Cleaning and manipulating the data#

We already prepared a partial "cleaning" of the data. That data is located in the schema cleaned.

Hands-on

Expected time: 2 minutes

Feel the data:

  • How many tables are there?
  • Which are the respective columns?
  • How many rows per table?
  • Any idea about how to join them?
  • Look at the inspection 2078651, How many violations does it had?

Let's move on, for most of the analytical purposes (related to data science) we need a consolidated view of the entities in our data, i.e. we need to denormalize the data. We will call to this new table the semantic view of the data.

If we do a simple join between this two tables, we will get many rows per inspection. And that will complicate our future analysis. So we need a way of collapse those rows, without losing data.

Manipulating the data: JSON#

PostgreSQL supports collapsing several rows using arrays or JSON. We will transform the rows of the cleaned.violations table into json and we will aggregate those into a json array.

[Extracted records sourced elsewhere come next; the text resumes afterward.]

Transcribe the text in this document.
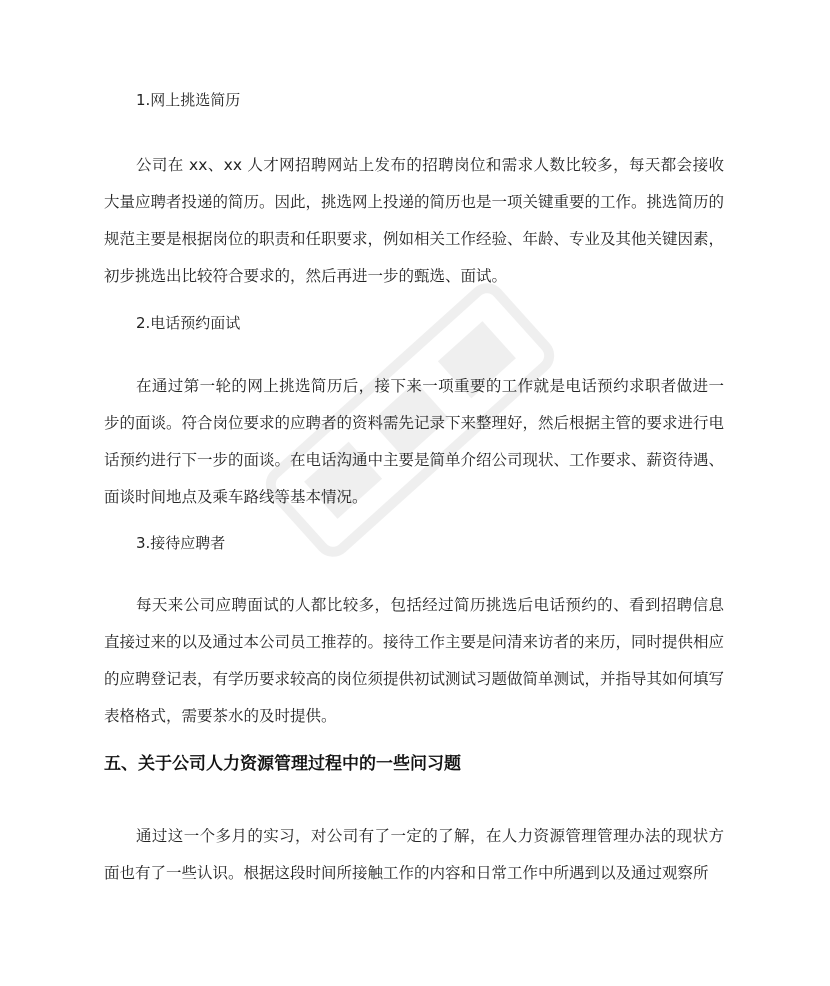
1.网上挑选简历

公司在 xx、xx 人才网招聘网站上发布的招聘岗位和需求人数比较多，每天都会接收大量应聘者投递的简历。因此，挑选网上投递的简历也是一项关键重要的工作。挑选简历的规范主要是根据岗位的职责和任职要求，例如相关工作经验、年龄、专业及其他关键因素，初步挑选出比较符合要求的，然后再进一步的甄选、面试。

2.电话预约面试

在通过第一轮的网上挑选简历后，接下来一项重要的工作就是电话预约求职者做进一步的面谈。符合岗位要求的应聘者的资料需先记录下来整理好，然后根据主管的要求进行电话预约进行下一步的面谈。在电话沟通中主要是简单介绍公司现状、工作要求、薪资待遇、面谈时间地点及乘车路线等基本情况。

3.接待应聘者

每天来公司应聘面试的人都比较多，包括经过简历挑选后电话预约的、看到招聘信息直接过来的以及通过本公司员工推荐的。接待工作主要是问清来访者的来历，同时提供相应的应聘登记表，有学历要求较高的岗位须提供初试测试习题做简单测试，并指导其如何填写表格格式，需要茶水的及时提供。

五、关于公司人力资源管理过程中的一些问习题

通过这一个多月的实习，对公司有了一定的了解，在人力资源管理管理办法的现状方面也有了一些认识。根据这段时间所接触工作的内容和日常工作中所遇到以及通过观察所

We will do this together using the functions row_to_json and json_agg.

    select
           json_agg(
            row_to_json(v.*)
           ) as violations
    from cleaned.violations as v
    where inspection  = '2078651'

We could improve the output (make it more pretty) using the function json_build_object, and a simple group by

    select
            v.inspection,
            v.license_num,
            v.date,
            json_agg(
                     json_build_object('code',v.code,
                                       'description', v.description,
                                       'comment',v.comment)
            ) as violations
    from cleaned.violations as v
    where inspection  = '2078651'
    group by v.inspection, v.license_num, v.date;  -- We need a group by since we are using an aggregator function

Hands-on

Estimated time: 1 minute Manipulate the previous query statement and try to join it with the inspections (You should get only one row)

Cleaning your code and (maybe) gaining a little speed: CTEs#

It is very probable that you use a sub-query in you previous hands-on.

There is a better way of doing it, and is using Common Table Expressions (CTEs) also know as WITH queries.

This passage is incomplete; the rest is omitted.